Grey Cobalt II

We recently discovered the stunning ‘Grey Cobalt II’ series by the Finnish photographer and visual artist Felicia Honkasalo, while browsing the greatly inspirational online archive of Aint–Bad, which is an extraordinary source for some of the most interesting photography being produced today. In recent years Honkasalo has been refocussing, both in her most recent Master’s studies and the work she has been creating, beyond traditional photography into a broader visual arts direction, yet the more classical photographic series that was produced (and shared by Aint–Bad) at the end of 2014 focusses on objects, documents and photographs inherited from her late grandfather. It also already shows he free approach in experimentation with the still images, juxtaposing different genres of photography to create a narrative that both shows an interesting composition of different aesthetics and evokes an emotional reaction and the questions of what lays behind the depicted. Having never known her grandfather, she uses the narrative of remembrance to reconstruct him through his world that has ceased to exist — portraying rock matter, technical drawings of blast furnaces, and an encyclopedia worth of books on metals and mining, which together symbolizing a man and his world, that she never really knew, but inherently connected to her by blood. We are really inspired by both her aesthetic choices and the emotional narrative that transcends the imagery: incredible!

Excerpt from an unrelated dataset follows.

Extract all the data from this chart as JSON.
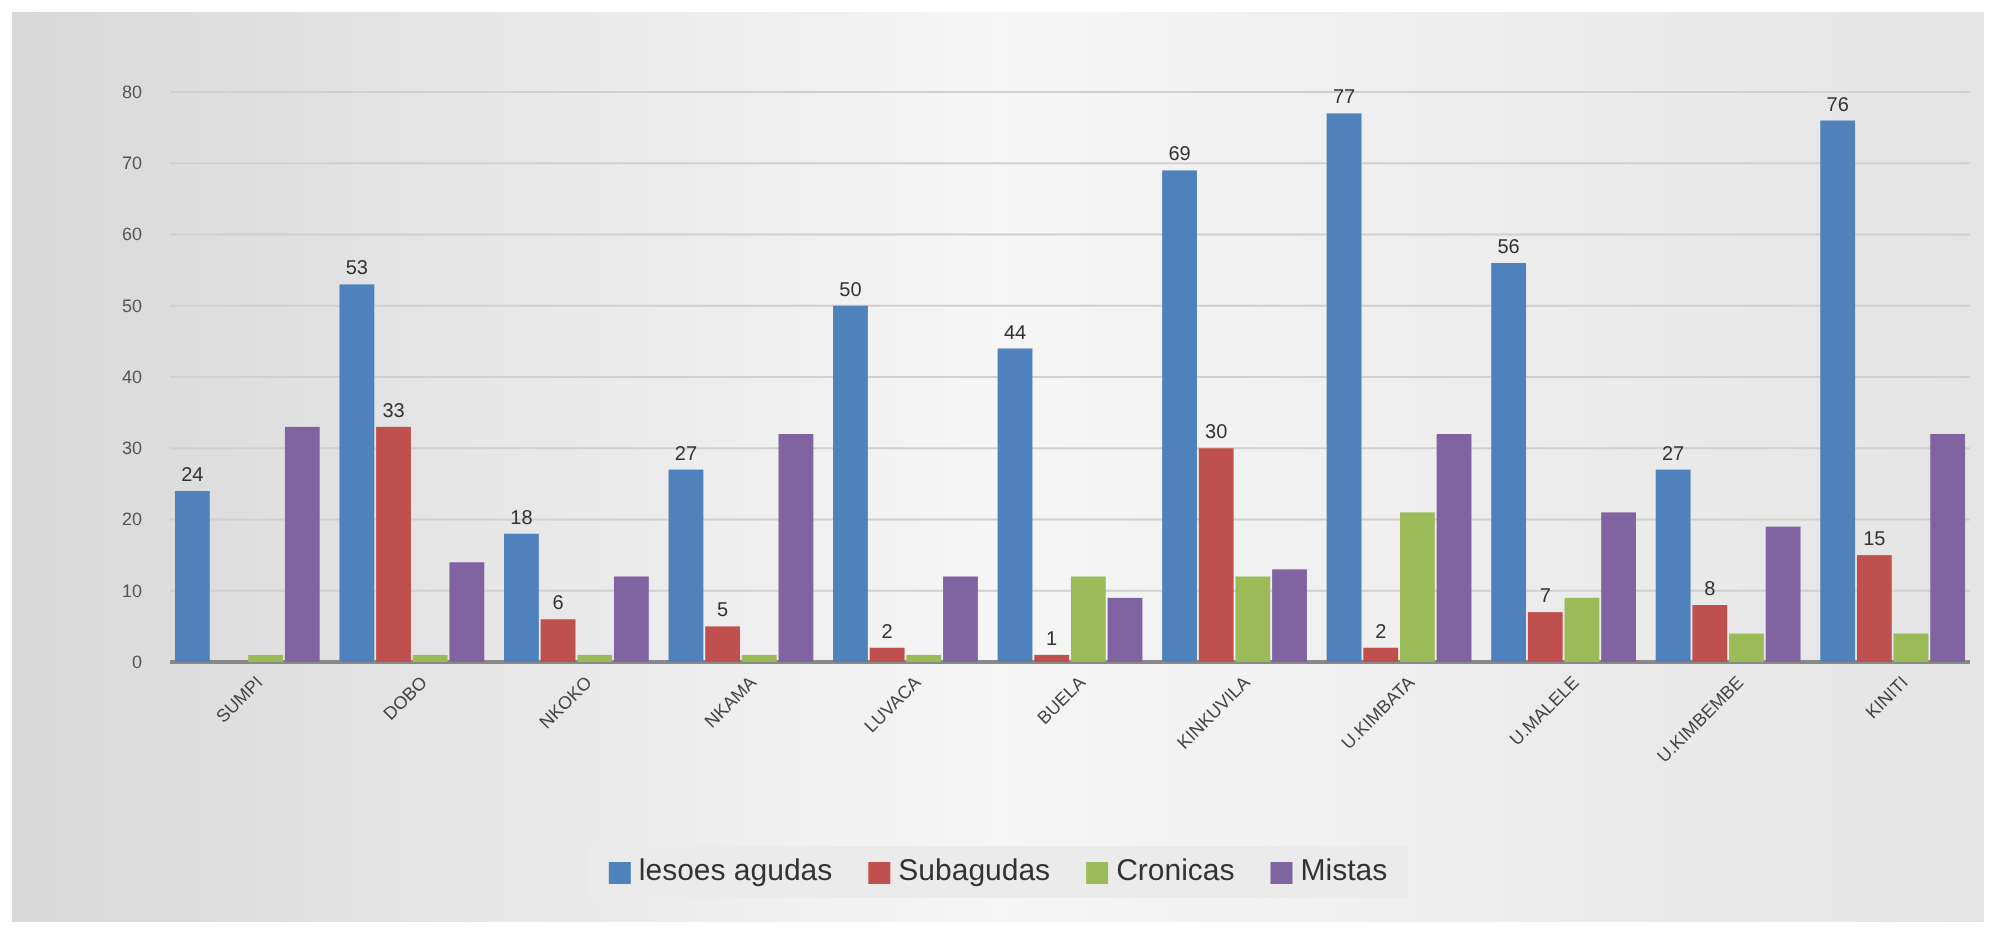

 I like to think of the work as a capsule of space and time, like that of a cabinet of curiosities, where the disparate collected objects help one form a tactile experience of a lost world. And like all collections, they evoke an ever present absence.

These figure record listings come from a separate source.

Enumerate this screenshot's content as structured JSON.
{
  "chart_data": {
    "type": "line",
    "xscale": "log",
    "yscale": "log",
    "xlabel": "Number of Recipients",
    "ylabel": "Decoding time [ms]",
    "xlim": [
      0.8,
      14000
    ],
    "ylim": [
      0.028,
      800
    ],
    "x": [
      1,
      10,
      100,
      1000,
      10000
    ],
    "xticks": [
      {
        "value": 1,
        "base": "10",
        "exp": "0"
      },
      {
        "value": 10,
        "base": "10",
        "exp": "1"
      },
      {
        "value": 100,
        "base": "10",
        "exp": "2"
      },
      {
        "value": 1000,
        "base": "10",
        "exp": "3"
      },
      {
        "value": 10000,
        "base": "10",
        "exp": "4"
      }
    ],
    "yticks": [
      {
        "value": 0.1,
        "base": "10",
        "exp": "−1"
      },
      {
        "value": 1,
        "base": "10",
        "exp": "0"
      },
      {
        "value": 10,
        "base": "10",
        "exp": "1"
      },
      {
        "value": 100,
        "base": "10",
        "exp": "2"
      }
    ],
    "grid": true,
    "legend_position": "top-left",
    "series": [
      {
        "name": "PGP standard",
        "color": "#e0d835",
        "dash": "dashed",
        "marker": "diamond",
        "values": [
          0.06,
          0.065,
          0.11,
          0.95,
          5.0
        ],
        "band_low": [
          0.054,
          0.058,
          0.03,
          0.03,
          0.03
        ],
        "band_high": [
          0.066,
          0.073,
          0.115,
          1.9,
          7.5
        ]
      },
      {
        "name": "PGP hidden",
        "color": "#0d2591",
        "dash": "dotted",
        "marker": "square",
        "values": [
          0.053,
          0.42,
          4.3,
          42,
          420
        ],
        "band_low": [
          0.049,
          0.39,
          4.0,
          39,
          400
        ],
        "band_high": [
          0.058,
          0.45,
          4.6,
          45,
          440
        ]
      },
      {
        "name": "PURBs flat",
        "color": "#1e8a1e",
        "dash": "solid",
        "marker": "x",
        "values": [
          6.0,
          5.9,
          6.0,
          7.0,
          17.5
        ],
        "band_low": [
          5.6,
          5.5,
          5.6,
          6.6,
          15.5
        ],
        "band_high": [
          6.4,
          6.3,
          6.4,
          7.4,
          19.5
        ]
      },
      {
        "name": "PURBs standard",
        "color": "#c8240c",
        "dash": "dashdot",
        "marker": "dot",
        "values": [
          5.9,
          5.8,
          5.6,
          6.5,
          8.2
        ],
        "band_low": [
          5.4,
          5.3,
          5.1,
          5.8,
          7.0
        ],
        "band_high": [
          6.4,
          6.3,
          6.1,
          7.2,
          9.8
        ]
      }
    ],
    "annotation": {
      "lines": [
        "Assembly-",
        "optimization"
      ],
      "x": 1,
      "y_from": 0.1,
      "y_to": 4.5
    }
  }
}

What is held onto through a photograph, is no longer the disappearing object itself but something that appears or becomes visible in the moment of its vanishing: as it were, the last glance that it casts at us, or the last glimpse of it that we can catch.

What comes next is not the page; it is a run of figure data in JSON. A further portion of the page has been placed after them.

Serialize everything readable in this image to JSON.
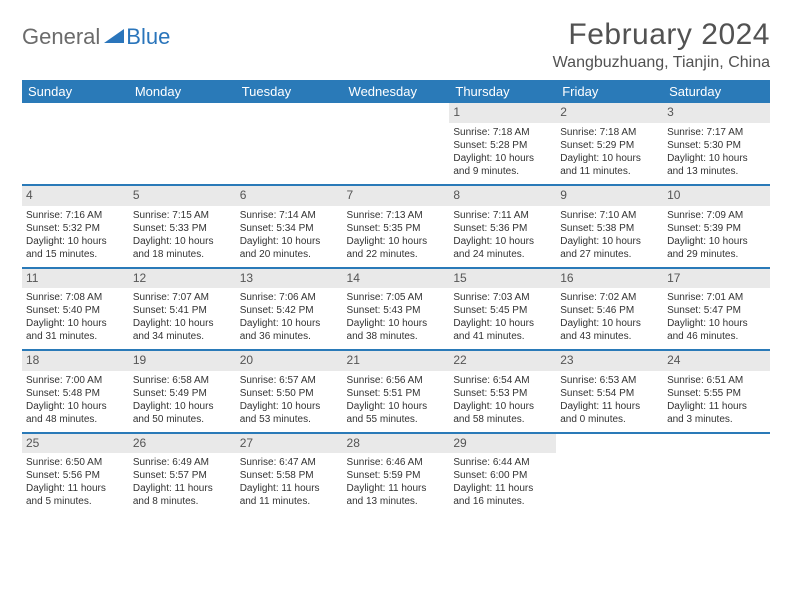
{
  "logo": {
    "text1": "General",
    "text2": "Blue"
  },
  "title": "February 2024",
  "location": "Wangbuzhuang, Tianjin, China",
  "colors": {
    "header_bg": "#2a7ab8",
    "header_text": "#ffffff",
    "daynum_bg": "#e9e9e9",
    "row_border": "#2a7ab8",
    "title_color": "#525252",
    "logo_gray": "#6b6b6b",
    "logo_blue": "#2a75bb"
  },
  "weekdays": [
    "Sunday",
    "Monday",
    "Tuesday",
    "Wednesday",
    "Thursday",
    "Friday",
    "Saturday"
  ],
  "weeks": [
    [
      {
        "n": "",
        "sr": "",
        "ss": "",
        "dl": ""
      },
      {
        "n": "",
        "sr": "",
        "ss": "",
        "dl": ""
      },
      {
        "n": "",
        "sr": "",
        "ss": "",
        "dl": ""
      },
      {
        "n": "",
        "sr": "",
        "ss": "",
        "dl": ""
      },
      {
        "n": "1",
        "sr": "Sunrise: 7:18 AM",
        "ss": "Sunset: 5:28 PM",
        "dl": "Daylight: 10 hours and 9 minutes."
      },
      {
        "n": "2",
        "sr": "Sunrise: 7:18 AM",
        "ss": "Sunset: 5:29 PM",
        "dl": "Daylight: 10 hours and 11 minutes."
      },
      {
        "n": "3",
        "sr": "Sunrise: 7:17 AM",
        "ss": "Sunset: 5:30 PM",
        "dl": "Daylight: 10 hours and 13 minutes."
      }
    ],
    [
      {
        "n": "4",
        "sr": "Sunrise: 7:16 AM",
        "ss": "Sunset: 5:32 PM",
        "dl": "Daylight: 10 hours and 15 minutes."
      },
      {
        "n": "5",
        "sr": "Sunrise: 7:15 AM",
        "ss": "Sunset: 5:33 PM",
        "dl": "Daylight: 10 hours and 18 minutes."
      },
      {
        "n": "6",
        "sr": "Sunrise: 7:14 AM",
        "ss": "Sunset: 5:34 PM",
        "dl": "Daylight: 10 hours and 20 minutes."
      },
      {
        "n": "7",
        "sr": "Sunrise: 7:13 AM",
        "ss": "Sunset: 5:35 PM",
        "dl": "Daylight: 10 hours and 22 minutes."
      },
      {
        "n": "8",
        "sr": "Sunrise: 7:11 AM",
        "ss": "Sunset: 5:36 PM",
        "dl": "Daylight: 10 hours and 24 minutes."
      },
      {
        "n": "9",
        "sr": "Sunrise: 7:10 AM",
        "ss": "Sunset: 5:38 PM",
        "dl": "Daylight: 10 hours and 27 minutes."
      },
      {
        "n": "10",
        "sr": "Sunrise: 7:09 AM",
        "ss": "Sunset: 5:39 PM",
        "dl": "Daylight: 10 hours and 29 minutes."
      }
    ],
    [
      {
        "n": "11",
        "sr": "Sunrise: 7:08 AM",
        "ss": "Sunset: 5:40 PM",
        "dl": "Daylight: 10 hours and 31 minutes."
      },
      {
        "n": "12",
        "sr": "Sunrise: 7:07 AM",
        "ss": "Sunset: 5:41 PM",
        "dl": "Daylight: 10 hours and 34 minutes."
      },
      {
        "n": "13",
        "sr": "Sunrise: 7:06 AM",
        "ss": "Sunset: 5:42 PM",
        "dl": "Daylight: 10 hours and 36 minutes."
      },
      {
        "n": "14",
        "sr": "Sunrise: 7:05 AM",
        "ss": "Sunset: 5:43 PM",
        "dl": "Daylight: 10 hours and 38 minutes."
      },
      {
        "n": "15",
        "sr": "Sunrise: 7:03 AM",
        "ss": "Sunset: 5:45 PM",
        "dl": "Daylight: 10 hours and 41 minutes."
      },
      {
        "n": "16",
        "sr": "Sunrise: 7:02 AM",
        "ss": "Sunset: 5:46 PM",
        "dl": "Daylight: 10 hours and 43 minutes."
      },
      {
        "n": "17",
        "sr": "Sunrise: 7:01 AM",
        "ss": "Sunset: 5:47 PM",
        "dl": "Daylight: 10 hours and 46 minutes."
      }
    ],
    [
      {
        "n": "18",
        "sr": "Sunrise: 7:00 AM",
        "ss": "Sunset: 5:48 PM",
        "dl": "Daylight: 10 hours and 48 minutes."
      },
      {
        "n": "19",
        "sr": "Sunrise: 6:58 AM",
        "ss": "Sunset: 5:49 PM",
        "dl": "Daylight: 10 hours and 50 minutes."
      },
      {
        "n": "20",
        "sr": "Sunrise: 6:57 AM",
        "ss": "Sunset: 5:50 PM",
        "dl": "Daylight: 10 hours and 53 minutes."
      },
      {
        "n": "21",
        "sr": "Sunrise: 6:56 AM",
        "ss": "Sunset: 5:51 PM",
        "dl": "Daylight: 10 hours and 55 minutes."
      },
      {
        "n": "22",
        "sr": "Sunrise: 6:54 AM",
        "ss": "Sunset: 5:53 PM",
        "dl": "Daylight: 10 hours and 58 minutes."
      },
      {
        "n": "23",
        "sr": "Sunrise: 6:53 AM",
        "ss": "Sunset: 5:54 PM",
        "dl": "Daylight: 11 hours and 0 minutes."
      },
      {
        "n": "24",
        "sr": "Sunrise: 6:51 AM",
        "ss": "Sunset: 5:55 PM",
        "dl": "Daylight: 11 hours and 3 minutes."
      }
    ],
    [
      {
        "n": "25",
        "sr": "Sunrise: 6:50 AM",
        "ss": "Sunset: 5:56 PM",
        "dl": "Daylight: 11 hours and 5 minutes."
      },
      {
        "n": "26",
        "sr": "Sunrise: 6:49 AM",
        "ss": "Sunset: 5:57 PM",
        "dl": "Daylight: 11 hours and 8 minutes."
      },
      {
        "n": "27",
        "sr": "Sunrise: 6:47 AM",
        "ss": "Sunset: 5:58 PM",
        "dl": "Daylight: 11 hours and 11 minutes."
      },
      {
        "n": "28",
        "sr": "Sunrise: 6:46 AM",
        "ss": "Sunset: 5:59 PM",
        "dl": "Daylight: 11 hours and 13 minutes."
      },
      {
        "n": "29",
        "sr": "Sunrise: 6:44 AM",
        "ss": "Sunset: 6:00 PM",
        "dl": "Daylight: 11 hours and 16 minutes."
      },
      {
        "n": "",
        "sr": "",
        "ss": "",
        "dl": ""
      },
      {
        "n": "",
        "sr": "",
        "ss": "",
        "dl": ""
      }
    ]
  ]
}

This year, Felicia Honkasalo graduated from the Master’s Programme at the Fine Arts Academy in Helsinki. Earlier she already received her Bachelor’s with Honors in Photography from Camberwell College of Arts, University of the Arts, London. Honkasalo’s works have been exhibited both in Finland and in different locations in Europe, with her creations part of public and private collections. Next to her autonomous practice, Honkasalo is also a member of the multidisciplinary artist collective honkasalo-niemi-virtanen that recelty exhibited an interesting concept dealing with the forced movement of captive animals held at the Helsinki zoo, during the last Summer, which will be publicized in a printed form somewhere next year.